Alan O’Brien Follow @alanob2112
Gegenpressing is the best playmaker there is, according to Jurgen Klopp; heavy metal football, as it were. But what happens if your gegenpressers blow their amps after 25 minutes? In Kiev, on Saturday evening, the one-note German found out.
Zinedine Zidane was kind enough to play the tune Liverpool’s manager wanted to hear. Eschewing the wide threat posed by Gareth Bale, the Frenchman kept faith with his customary European diamond. Congested, and bereft of wide passing options, Madrid were overwhelmed by relentless Red pressure. For 25 minutes.
Thrice, in the opening seven minutes, Liverpool’s press forced the game’s outstanding player Raphael Varane into last-ditch mode. Andy Robertson, spared a minder by Madrid’s left-leaning system, was having a ball. Gaps either side of Casemiro looked ripe for exploitation, too.
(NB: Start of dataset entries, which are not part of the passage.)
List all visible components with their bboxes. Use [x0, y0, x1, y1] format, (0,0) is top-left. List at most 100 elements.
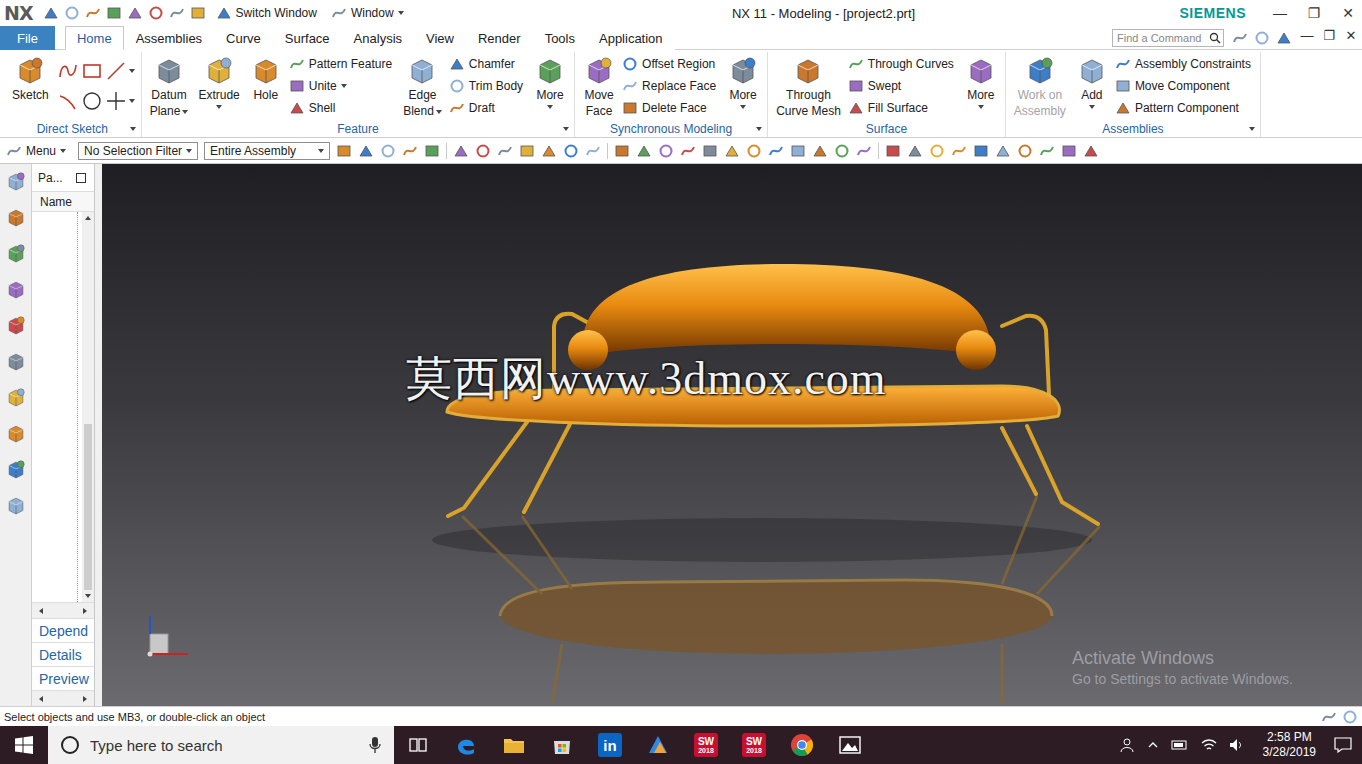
- scroll-left-icon[interactable]: [39, 696, 43, 702]
- command-icon[interactable]: [848, 78, 864, 94]
- command-icon[interactable]: [1115, 100, 1131, 116]
- selection-tool-icon[interactable]: [424, 143, 440, 159]
- command-icon[interactable]: [622, 56, 638, 72]
- ribbon-large-button[interactable]: ThroughCurve Mesh: [773, 52, 844, 118]
- taskbar-app[interactable]: [778, 726, 826, 764]
- selection-tool-icon[interactable]: [402, 143, 418, 159]
- command-icon[interactable]: [622, 78, 638, 94]
- ribbon-large-button[interactable]: Sketch: [9, 52, 52, 102]
- ribbon-small-button[interactable]: Chamfer: [449, 54, 527, 74]
- document-control[interactable]: ✕: [1340, 26, 1362, 49]
- chevron-up-icon[interactable]: [1147, 739, 1159, 751]
- group-menu-caret[interactable]: [1249, 127, 1255, 131]
- ribbon-tab[interactable]: Assemblies: [124, 26, 214, 50]
- selection-tool-icon[interactable]: [585, 143, 601, 159]
- command-icon[interactable]: [622, 100, 638, 116]
- taskbar-app[interactable]: in: [586, 726, 634, 764]
- selection-tool-icon[interactable]: [951, 143, 967, 159]
- ribbon-large-button[interactable]: EdgeBlend: [400, 52, 445, 118]
- selection-tool-icon[interactable]: [1017, 143, 1033, 159]
- selection-tool-icon[interactable]: [680, 143, 696, 159]
- circle-icon[interactable]: [81, 90, 103, 112]
- dropdown-caret[interactable]: [547, 105, 553, 109]
- switch-window-button[interactable]: Switch Window: [212, 5, 321, 21]
- dropdown-caret[interactable]: [182, 110, 188, 114]
- ribbon-small-button[interactable]: Fill Surface: [848, 98, 958, 118]
- ribbon-tab[interactable]: Analysis: [342, 26, 414, 50]
- menu-icon[interactable]: [6, 143, 22, 159]
- ribbon-small-button[interactable]: Replace Face: [622, 76, 720, 96]
- start-button[interactable]: [0, 726, 48, 764]
- ribbon-large-button[interactable]: More: [531, 52, 569, 109]
- point-icon[interactable]: [105, 90, 127, 112]
- horizontal-scrollbar[interactable]: [32, 690, 94, 706]
- ribbon-large-button[interactable]: More: [962, 52, 1000, 109]
- window-icon[interactable]: [331, 5, 347, 21]
- quick-access-icon[interactable]: [148, 5, 164, 21]
- selection-tool-icon[interactable]: [885, 143, 901, 159]
- dropdown-caret[interactable]: [436, 110, 442, 114]
- ribbon-large-button[interactable]: DatumPlane: [147, 52, 192, 118]
- command-icon[interactable]: [289, 56, 305, 72]
- dropdown-caret[interactable]: [341, 84, 347, 88]
- taskbar-search[interactable]: Type here to search: [48, 726, 394, 764]
- scroll-right-icon[interactable]: [83, 608, 87, 614]
- ribbon-tab[interactable]: Render: [466, 26, 533, 50]
- ribbon-tab[interactable]: Home: [65, 26, 124, 50]
- scroll-up-icon[interactable]: [85, 216, 91, 220]
- selection-tool-icon[interactable]: [768, 143, 784, 159]
- selection-tool-icon[interactable]: [995, 143, 1011, 159]
- command-icon[interactable]: [289, 100, 305, 116]
- ribbon-small-button[interactable]: Swept: [848, 76, 958, 96]
- navigator-panel-link[interactable]: Depend: [32, 618, 94, 642]
- selection-tool-icon[interactable]: [746, 143, 762, 159]
- quick-access-icon[interactable]: [106, 5, 122, 21]
- notifications-icon[interactable]: [1334, 737, 1352, 753]
- status-icon[interactable]: [1321, 709, 1337, 725]
- vertical-scrollbar[interactable]: [82, 212, 94, 602]
- dropdown-caret[interactable]: [216, 105, 222, 109]
- taskbar-app[interactable]: [538, 726, 586, 764]
- selection-tool-icon[interactable]: [497, 143, 513, 159]
- ribbon-tab[interactable]: Application: [587, 26, 675, 50]
- selection-tool-icon[interactable]: [1083, 143, 1099, 159]
- selection-filter[interactable]: No Selection Filter: [78, 142, 198, 160]
- quick-access-icon[interactable]: [190, 5, 206, 21]
- group-menu-caret[interactable]: [130, 127, 136, 131]
- window-menu[interactable]: Window: [327, 5, 408, 21]
- battery-icon[interactable]: [1171, 739, 1189, 751]
- quick-access-icon[interactable]: [64, 5, 80, 21]
- ribbon-tab[interactable]: Curve: [214, 26, 273, 50]
- maximize-icon[interactable]: [76, 173, 86, 183]
- ribbon-large-button[interactable]: Hole: [247, 52, 285, 102]
- ribbon-small-button[interactable]: Draft: [449, 98, 527, 118]
- dropdown-caret[interactable]: [129, 99, 135, 103]
- window-control[interactable]: ❐: [1300, 3, 1328, 23]
- selection-tool-icon[interactable]: [380, 143, 396, 159]
- selection-tool-icon[interactable]: [856, 143, 872, 159]
- ribbon-large-button[interactable]: Extrude: [195, 52, 242, 109]
- ribbon-small-button[interactable]: Through Curves: [848, 54, 958, 74]
- graphics-window[interactable]: 莫西网www.3dmox.comActivate WindowsGo to Se…: [102, 164, 1362, 706]
- taskbar-app[interactable]: [826, 726, 874, 764]
- dropdown-caret[interactable]: [740, 105, 746, 109]
- scroll-left-icon[interactable]: [39, 608, 43, 614]
- ribbon-small-button[interactable]: Unite: [289, 76, 396, 96]
- window-control[interactable]: —: [1266, 3, 1294, 23]
- selection-tool-icon[interactable]: [702, 143, 718, 159]
- group-menu-caret[interactable]: [756, 127, 762, 131]
- selection-tool-icon[interactable]: [636, 143, 652, 159]
- taskbar-app[interactable]: [442, 726, 490, 764]
- command-icon[interactable]: [449, 56, 465, 72]
- taskbar-app[interactable]: [490, 726, 538, 764]
- selection-tool-icon[interactable]: [563, 143, 579, 159]
- dropdown-caret[interactable]: [1089, 105, 1095, 109]
- command-icon[interactable]: [1115, 78, 1131, 94]
- selection-tool-icon[interactable]: [790, 143, 806, 159]
- selection-tool-icon[interactable]: [973, 143, 989, 159]
- window-control[interactable]: ✕: [1334, 3, 1362, 23]
- ribbon-option-icon[interactable]: [1254, 30, 1270, 46]
- studio-spline-icon[interactable]: [57, 60, 79, 82]
- selection-tool-icon[interactable]: [614, 143, 630, 159]
- ribbon-option-icon[interactable]: [1232, 30, 1248, 46]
So frazzled were the holders that Toni Kroos, of all people, passed the ball directly out to touch. But Madrid weathered that early storm, and Liverpool missed their chance.
Mo Salah hit the floor shortly after his side’s energy levels, removing any dilemma that may have plagued Marcelo. The Brazilian advanced freely from then on, as Madrid responded wisely to Klopp’s compact defensive unit by overloading wide areas. Liverpool, spent, failed to close down first-half crosses from both the rampaging left-back and the laterally-drifting Isco. Only an apt offside flag, denying Karim Benzema an opener, preserved parity.
Isco’s freedom to raid between the lines should have spelled trouble for the Reds, who consistently fail to defend such areas. But Liverpool’s compactness, partly achieved by a high defensive line, barred the way for the mostly ineffectual 26-year-old.
Liverpool’s vanishing press did, however, turn that high-line into a golden opportunity for Kroos. Oft popping up unmarked in the middle third, the German attempted several lofted through balls over the Liverpool defence; one of which led to Benzema forcing the first of two Loris Karius errors.
On Saturday, the Irish Times’ Ken Early waxed lyrical about Klopp’s apparent credentials as the “greatest manager in the world”, citing the “real faith” he places in his players. Yet, on the basis of this performance, on the biggest stage, any faith entrusted in Karius — or indeed his equally inept alternate, Simon Mignolet — was woefully misplaced. Even casual observers of the people’s game have known this for some time.
Zidane’s decision to omit Gareth Bale was not nearly as baffling. But the Welshman’s arrival, heralding the 4-3-3 Zidane should have started with, quickly wiped out Sadio Mané’s set-piece equaliser.
Switches of play, directed at Madrid full-backs Marcelo and Nacho, killed tired Liverpool legs. Nacho’s unpressed cross should have been converted by Isco. Marcelo, equally free, produced a moment of real magic from Bale.
Rampant on the break thereafter, in behind Robertson and Trent Alexander-Arnold, Madrid could have added three further goals — four if you count the Ronaldo chance foiled by a pesky pitch invader. Sandwiched in between was Karius’s second, and decisive, clanger.
Even in victory, over Roma and Manchester City, a tired Liverpool fell to pieces late on; prone to multiple concessions, with zero control evident. So it proved here. After 25 minutes.